Le collectif reproche au projet de loi le fait qu’il ne soit pas conforme à l’esprit de la justice transitionnelle et qu’il entre en conflit avec la loi relative à la loi organique n°2013-53 du 24 décembre 2013 visant la réforme des institutions. Ainsi le collectif estime : « De ce fait, il pourrait poser de graves questions d’inconstitutionnalité ».
Le collectif a bel et bien rappelé que le projet de loi en question avait déjà été soumis l’an dernier par la présidence de l’Instance Vérité et Dignité (IVD) à la Commission de Venise qui avait alors émis un avis intérimaire n°818/2015, en date du 23-24 octobre 2015, exposant l’inconstitutionnalité du projet, car celui-ci prévoyait la création d’un mécanisme démuni de garanties d’indépendance, qui risque de provoquer des conflits de compétences insurmontables avec l’IVD et qui n’offre pas les garanties suffisantes pour atteindre les objectifs de la justice transitionnelle.
Par ailleurs, le collectif reproche audit projet de loi, le fait que les bénéficiaires de cette loi échapperont donc ainsi au devoir de redevabilité et d’obligation de rendre des comptes, ce qui rime avec impunité.
D’un côté, le projet de loi n’octroie aucun pouvoir d’enquête à la Commission ad hoc, réduite en un organe purement administratif et étroitement rattaché au pouvoir exécutif. De plus, il retire les prérogatives de l’IVD en matière d’examen des dossiers relatifs à la corruption financière et au détournement de fonds publics.
Notons que le projet de loi de la réconciliation économique propose « l’amnistie des fonctionnaires qui ont été poursuivis ou jugés pour corruption financière et détournement d’argent public ainsi que de tous ceux qui ont tiré profit de ces actes. Plus précisément, ceux-ci pourront se contenter de déclarer les avantages acquis et ainsi obtenir l’arrêt de toute action publique contre eux par décision de la Commission ad hoc que la loi prévoit. Le projet de loi octroie en outre l’amnistie aux personnes qui ont commis des infractions de change, lesquelles bénéficieront d’exonérations diverses relatives notamment aux infractions fiscales concernant l’absence de déclaration de revenus de source tunisienne et l’absence de rapatriement des revenus et gains perçus à l’étranger », précise le collectif.

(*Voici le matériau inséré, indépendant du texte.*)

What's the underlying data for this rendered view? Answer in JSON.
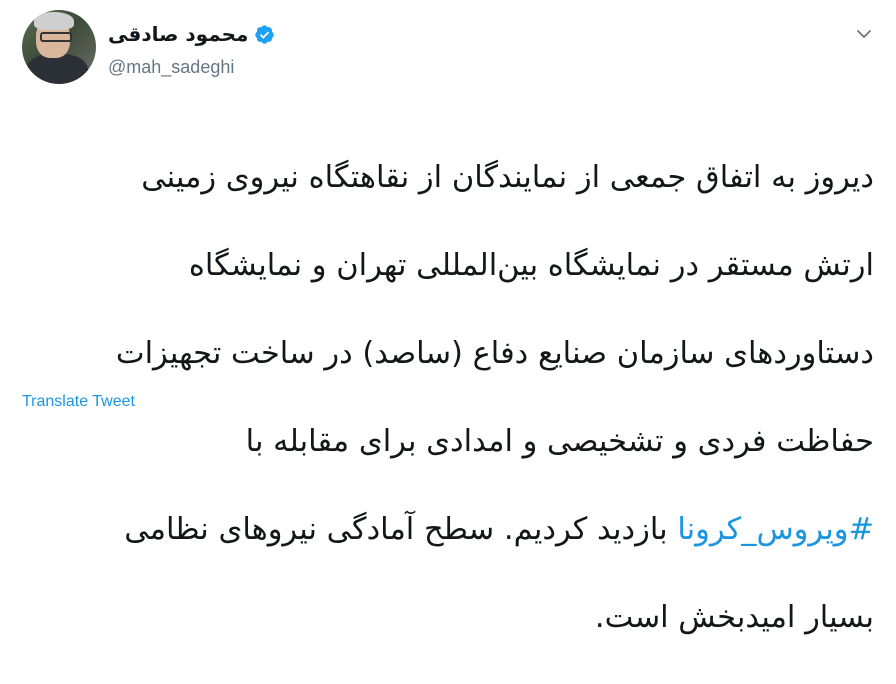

Le collectif indique que les arguments avancés par la Présidence de la République en faveur de cette loi, à savoir le retour des investisseurs et de la confiance ne peuvent occulter le fait que cettle loi entend mettre en place un système d’impunité tout court :« Tout d’abord, le rapatriement des biens et le redressement économique ne justifient pas la mise en place d’une impunité des fonctionnaires de l’Etat qui ont eux-mêmes contribué à leur fuite. »
De même, le collectif estime que le projet de loi cristallise en effet la volonté de renouer avec les mauvaises pratiques d’un passé que les Tunisiens pensaient révolu depuis janvier 2011 et fait fi des acquis constitutionnels obtenus après la Révolution.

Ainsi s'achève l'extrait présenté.